Ожидания Сигизмунда Августа и мысли Курбского не оправдались. Получив письма, Воротынский, Мстиславский и другие единодушно говорили: «Всё, что имеем, имеем от Бога и государя; все ходим под Богом и под царским смотрением; благоденствуем, когда царь благоденствует; грозен во гневе он, но терпение наше заслужит нам Божию милость».
Говоря так, они решили не оставлять Сигизмунда без ответа, гордо исчисляя все свои титулы, подвластные им области и удельные свои города. Гонец с письмами их поспешил в Гродно, где находился король.
— Ты обманулся, князь, — сказал король Курбскому, краснея от негодования. — Бояре московские поругались над моим предложением. Дерзость их неимоверна. Они издеваются надо мною, величая себя наместниками и державцами, а меня братом своим, и чрез несколько строк прокуратором, фальшером, лотром[22]. Я предлагал им избавить их от ига; они отвечают, что где нет твёрдой воли в царе, там нет прочности в царстве; я обещал Воротынскому и Мстиславскому целые области в дар, а они, насмехаясь, просят от меня городов по Днепру, всю Волынию и Подолию и приглашают идти под Иоаннову власть. И старик, о котором я так много от тебя слышал, боярин и воевода Полоцкий, выжил из ума; он пишет, что тешить меня скоморошеством не учен. Посмотри сам, как величает тебя Воротынский. — И король подал Курбскому письмо Воротынского.
Курбский горестно улыбнулся.
— Я обманулся в них, государь, — сказал он Сигизмунду Августу. — Они привыкли к своему бремени.
— Пусть же будут жертвами Иоанна! — воскликнул король.
— По крайней мере, государь, на жизни их не будет пятна, — сказал Курбский, тяжело вздыхая.

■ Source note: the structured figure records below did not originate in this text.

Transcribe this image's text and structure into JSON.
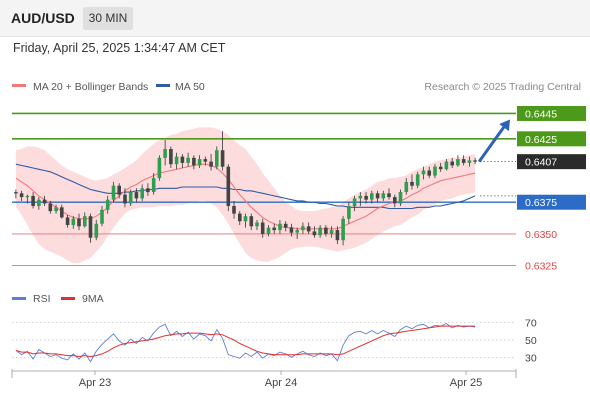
{
  "header": {
    "symbol": "AUD/USD",
    "interval": "30 MIN"
  },
  "datetime": "Friday, April 25, 2025 1:34:47 AM CET",
  "legend": {
    "ma20": "MA 20 + Bollinger Bands",
    "ma50": "MA 50"
  },
  "credit": "Research © 2025 Trading Central",
  "rsi_legend": {
    "rsi": "RSI",
    "ma": "9MA"
  },
  "colors": {
    "ma20": "#f07a7a",
    "band_fill": "#fcd6d6",
    "ma50": "#2e5aa6",
    "up": "#2e9f4f",
    "down": "#444444",
    "resistance": "#4d9a1a",
    "support_blue": "#2d6cc6",
    "support_red": "#e07575",
    "arrow": "#2c62b8",
    "rsi": "#5b7fd8",
    "rsi_ma": "#e03030",
    "price_bg": "#2b2b2b"
  },
  "chart_data": [
    {
      "type": "candlestick",
      "title": "AUD/USD",
      "interval": "30 MIN",
      "x": {
        "ticks": [
          "Apr 23",
          "Apr 24",
          "Apr 25"
        ]
      },
      "y": {
        "range": [
          0.6316,
          0.6458
        ]
      },
      "candles": [
        [
          0.6383,
          0.6385,
          0.6378,
          0.6382
        ],
        [
          0.6382,
          0.6384,
          0.6376,
          0.6379
        ],
        [
          0.6379,
          0.6381,
          0.6374,
          0.638
        ],
        [
          0.638,
          0.6383,
          0.637,
          0.6372
        ],
        [
          0.6372,
          0.6379,
          0.6369,
          0.6377
        ],
        [
          0.6377,
          0.638,
          0.6372,
          0.6374
        ],
        [
          0.6374,
          0.6376,
          0.6366,
          0.6368
        ],
        [
          0.6368,
          0.6373,
          0.6366,
          0.6371
        ],
        [
          0.6371,
          0.6373,
          0.6362,
          0.6363
        ],
        [
          0.6363,
          0.6365,
          0.6355,
          0.6357
        ],
        [
          0.6357,
          0.6364,
          0.6354,
          0.6362
        ],
        [
          0.6362,
          0.6366,
          0.6353,
          0.6356
        ],
        [
          0.6356,
          0.6367,
          0.6355,
          0.6364
        ],
        [
          0.6364,
          0.6366,
          0.6343,
          0.6347
        ],
        [
          0.6347,
          0.6361,
          0.6345,
          0.6358
        ],
        [
          0.6358,
          0.6372,
          0.6356,
          0.6369
        ],
        [
          0.6369,
          0.638,
          0.6366,
          0.6377
        ],
        [
          0.6377,
          0.6391,
          0.6375,
          0.6388
        ],
        [
          0.6388,
          0.639,
          0.6378,
          0.6381
        ],
        [
          0.6381,
          0.6386,
          0.6371,
          0.6374
        ],
        [
          0.6374,
          0.6385,
          0.6372,
          0.6383
        ],
        [
          0.6383,
          0.6386,
          0.6375,
          0.6378
        ],
        [
          0.6378,
          0.6389,
          0.6376,
          0.6386
        ],
        [
          0.6386,
          0.639,
          0.638,
          0.6383
        ],
        [
          0.6383,
          0.6398,
          0.6381,
          0.6394
        ],
        [
          0.6394,
          0.6412,
          0.6392,
          0.641
        ],
        [
          0.641,
          0.6424,
          0.6404,
          0.6417
        ],
        [
          0.6417,
          0.6419,
          0.6402,
          0.6405
        ],
        [
          0.6405,
          0.6414,
          0.6401,
          0.6411
        ],
        [
          0.6411,
          0.6413,
          0.6402,
          0.6406
        ],
        [
          0.6406,
          0.6414,
          0.6403,
          0.641
        ],
        [
          0.641,
          0.6412,
          0.6401,
          0.6404
        ],
        [
          0.6404,
          0.6412,
          0.6402,
          0.6409
        ],
        [
          0.6409,
          0.6411,
          0.6404,
          0.6407
        ],
        [
          0.6407,
          0.6413,
          0.64,
          0.6403
        ],
        [
          0.6403,
          0.6419,
          0.6401,
          0.6416
        ],
        [
          0.6416,
          0.6431,
          0.64,
          0.6403
        ],
        [
          0.6403,
          0.6405,
          0.6368,
          0.6372
        ],
        [
          0.6372,
          0.6376,
          0.6362,
          0.6366
        ],
        [
          0.6366,
          0.6368,
          0.6357,
          0.636
        ],
        [
          0.636,
          0.6366,
          0.6355,
          0.6364
        ],
        [
          0.6364,
          0.6366,
          0.6353,
          0.6356
        ],
        [
          0.6356,
          0.6361,
          0.6353,
          0.6359
        ],
        [
          0.6359,
          0.6362,
          0.6347,
          0.635
        ],
        [
          0.635,
          0.6357,
          0.6348,
          0.6355
        ],
        [
          0.6355,
          0.6358,
          0.635,
          0.6353
        ],
        [
          0.6353,
          0.6361,
          0.635,
          0.6358
        ],
        [
          0.6358,
          0.636,
          0.6352,
          0.6355
        ],
        [
          0.6355,
          0.6358,
          0.6348,
          0.6351
        ],
        [
          0.6351,
          0.6355,
          0.6346,
          0.6353
        ],
        [
          0.6353,
          0.6359,
          0.635,
          0.6356
        ],
        [
          0.6356,
          0.6359,
          0.635,
          0.6352
        ],
        [
          0.6352,
          0.6356,
          0.6347,
          0.6349
        ],
        [
          0.6349,
          0.6357,
          0.6347,
          0.6355
        ],
        [
          0.6355,
          0.6357,
          0.6348,
          0.635
        ],
        [
          0.635,
          0.6356,
          0.6347,
          0.6353
        ],
        [
          0.6353,
          0.6356,
          0.6342,
          0.6345
        ],
        [
          0.6345,
          0.6364,
          0.6341,
          0.6362
        ],
        [
          0.6362,
          0.6375,
          0.6358,
          0.6372
        ],
        [
          0.6372,
          0.638,
          0.6368,
          0.6378
        ],
        [
          0.6378,
          0.6383,
          0.6372,
          0.638
        ],
        [
          0.638,
          0.6383,
          0.6374,
          0.6377
        ],
        [
          0.6377,
          0.6384,
          0.6374,
          0.6382
        ],
        [
          0.6382,
          0.6384,
          0.6375,
          0.6378
        ],
        [
          0.6378,
          0.6384,
          0.6376,
          0.6382
        ],
        [
          0.6382,
          0.6386,
          0.6377,
          0.6379
        ],
        [
          0.6379,
          0.6381,
          0.6371,
          0.6374
        ],
        [
          0.6374,
          0.6385,
          0.6372,
          0.6383
        ],
        [
          0.6383,
          0.6394,
          0.6381,
          0.6391
        ],
        [
          0.6391,
          0.6397,
          0.6385,
          0.6388
        ],
        [
          0.6388,
          0.6399,
          0.6386,
          0.6397
        ],
        [
          0.6397,
          0.6403,
          0.6393,
          0.64
        ],
        [
          0.64,
          0.6403,
          0.6394,
          0.6396
        ],
        [
          0.6396,
          0.6405,
          0.6394,
          0.6403
        ],
        [
          0.6403,
          0.6406,
          0.6399,
          0.6401
        ],
        [
          0.6401,
          0.6409,
          0.64,
          0.6407
        ],
        [
          0.6407,
          0.641,
          0.6402,
          0.6404
        ],
        [
          0.6404,
          0.6412,
          0.6403,
          0.6409
        ],
        [
          0.6409,
          0.6412,
          0.6404,
          0.6406
        ],
        [
          0.6406,
          0.6411,
          0.6403,
          0.6408
        ],
        [
          0.6408,
          0.641,
          0.6405,
          0.6407
        ]
      ],
      "ma20": [
        0.6394,
        0.6391,
        0.6388,
        0.6384,
        0.638,
        0.6377,
        0.6374,
        0.6371,
        0.6368,
        0.6365,
        0.6363,
        0.6362,
        0.6362,
        0.6362,
        0.6364,
        0.6367,
        0.6371,
        0.6376,
        0.638,
        0.6384,
        0.6387,
        0.6389,
        0.6392,
        0.6394,
        0.6396,
        0.6398,
        0.6399,
        0.64,
        0.6401,
        0.6402,
        0.6403,
        0.6404,
        0.6405,
        0.6405,
        0.6404,
        0.6402,
        0.6398,
        0.6393,
        0.6387,
        0.6381,
        0.6376,
        0.6371,
        0.6367,
        0.6363,
        0.636,
        0.6358,
        0.6356,
        0.6355,
        0.6355,
        0.6354,
        0.6354,
        0.6354,
        0.6354,
        0.6354,
        0.6354,
        0.6354,
        0.6354,
        0.6356,
        0.6358,
        0.636,
        0.6362,
        0.6364,
        0.6367,
        0.637,
        0.6372,
        0.6374,
        0.6375,
        0.6376,
        0.6378,
        0.6381,
        0.6383,
        0.6386,
        0.6388,
        0.639,
        0.6392,
        0.6393,
        0.6394,
        0.6395,
        0.6396,
        0.6397,
        0.6398
      ],
      "ma50": [
        0.6405,
        0.6404,
        0.6403,
        0.6402,
        0.6401,
        0.64,
        0.6399,
        0.6397,
        0.6395,
        0.6393,
        0.6391,
        0.6389,
        0.6387,
        0.6385,
        0.6384,
        0.6383,
        0.6382,
        0.6382,
        0.6382,
        0.6383,
        0.6383,
        0.6384,
        0.6384,
        0.6385,
        0.6385,
        0.6386,
        0.6386,
        0.6386,
        0.6386,
        0.6387,
        0.6387,
        0.6387,
        0.6387,
        0.6387,
        0.6387,
        0.6387,
        0.6386,
        0.6386,
        0.6385,
        0.6385,
        0.6384,
        0.6384,
        0.6383,
        0.6382,
        0.6381,
        0.638,
        0.6379,
        0.6378,
        0.6377,
        0.6376,
        0.6376,
        0.6375,
        0.6375,
        0.6374,
        0.6374,
        0.6373,
        0.6372,
        0.6372,
        0.6371,
        0.6371,
        0.6371,
        0.6371,
        0.6371,
        0.6371,
        0.6371,
        0.637,
        0.637,
        0.637,
        0.637,
        0.637,
        0.6371,
        0.6371,
        0.6371,
        0.6372,
        0.6372,
        0.6373,
        0.6374,
        0.6375,
        0.6376,
        0.6378,
        0.638
      ],
      "bollinger_width": [
        0.0022,
        0.0026,
        0.0031,
        0.0035,
        0.0038,
        0.0039,
        0.0038,
        0.0037,
        0.0036,
        0.0036,
        0.0036,
        0.0035,
        0.0033,
        0.0031,
        0.0028,
        0.0026,
        0.0023,
        0.0021,
        0.0019,
        0.0018,
        0.0018,
        0.0019,
        0.0021,
        0.0023,
        0.0025,
        0.0026,
        0.0027,
        0.0028,
        0.0028,
        0.0029,
        0.0029,
        0.0029,
        0.0029,
        0.0029,
        0.003,
        0.0031,
        0.0033,
        0.0035,
        0.0037,
        0.0039,
        0.0041,
        0.004,
        0.0038,
        0.0035,
        0.0032,
        0.0028,
        0.0024,
        0.002,
        0.0017,
        0.0015,
        0.0014,
        0.0014,
        0.0014,
        0.0015,
        0.0016,
        0.0017,
        0.0018,
        0.0019,
        0.002,
        0.0021,
        0.0021,
        0.0021,
        0.0021,
        0.0021,
        0.002,
        0.002,
        0.0019,
        0.0019,
        0.0018,
        0.0018,
        0.0018,
        0.0017,
        0.0017,
        0.0017,
        0.0016,
        0.0016,
        0.0016,
        0.0015,
        0.0015,
        0.0015,
        0.0015
      ],
      "levels": [
        {
          "label": "0.6445",
          "value": 0.6445,
          "kind": "resistance"
        },
        {
          "label": "0.6425",
          "value": 0.6425,
          "kind": "resistance"
        },
        {
          "label": "0.6407",
          "value": 0.6407,
          "kind": "last_price"
        },
        {
          "label": "0.6375",
          "value": 0.6375,
          "kind": "support_pivot"
        },
        {
          "label": "0.6350",
          "value": 0.635,
          "kind": "support"
        },
        {
          "label": "0.6325",
          "value": 0.6325,
          "kind": "support"
        }
      ],
      "forecast_target": 0.6445
    },
    {
      "type": "line",
      "title": "RSI",
      "y": {
        "ticks": [
          70,
          50,
          30
        ],
        "range": [
          20,
          80
        ]
      },
      "series": [
        {
          "name": "RSI",
          "values": [
            38,
            33,
            37,
            28,
            39,
            35,
            31,
            33,
            29,
            27,
            34,
            28,
            35,
            25,
            37,
            45,
            51,
            57,
            49,
            44,
            51,
            46,
            53,
            49,
            58,
            65,
            68,
            55,
            60,
            54,
            59,
            51,
            57,
            55,
            49,
            62,
            52,
            33,
            31,
            29,
            35,
            31,
            36,
            29,
            34,
            32,
            36,
            34,
            30,
            34,
            37,
            33,
            31,
            35,
            32,
            34,
            26,
            44,
            55,
            59,
            60,
            57,
            61,
            57,
            61,
            58,
            54,
            62,
            66,
            63,
            67,
            68,
            64,
            67,
            66,
            69,
            64,
            67,
            65,
            66,
            65
          ]
        },
        {
          "name": "9MA",
          "values": [
            38,
            36,
            36,
            34,
            35,
            35,
            34,
            34,
            33,
            32,
            32,
            31,
            32,
            31,
            32,
            34,
            37,
            41,
            44,
            46,
            47,
            48,
            49,
            50,
            51,
            53,
            55,
            56,
            57,
            57,
            58,
            58,
            58,
            57,
            56,
            57,
            56,
            53,
            50,
            46,
            43,
            40,
            37,
            35,
            34,
            33,
            33,
            33,
            33,
            33,
            34,
            34,
            34,
            34,
            34,
            34,
            33,
            34,
            37,
            40,
            43,
            46,
            49,
            52,
            55,
            57,
            58,
            59,
            60,
            61,
            62,
            63,
            64,
            65,
            66,
            66,
            66,
            66,
            66,
            66,
            66
          ]
        }
      ]
    }
  ]
}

— Ты снова, князь, предался мрачным мыслям. Здесь нашёл ты отечество, достойнейшее тебя; видишь благоволение наше и можешь чувствовать, что для просвещённого мужа счастие там, где человечество счастливо.
— Государь! Бог не даёт на земле двух жизней; не найдём и другого отечества. Ты усыновил меня Польше, а России усыновил меня Бог. Я люблю и чту тебя, государь, ты осыпал меня щедротами, но здесь для меня нет полного счастия; не найду его в почестях и в богатстве, не находя спокойствия в душе.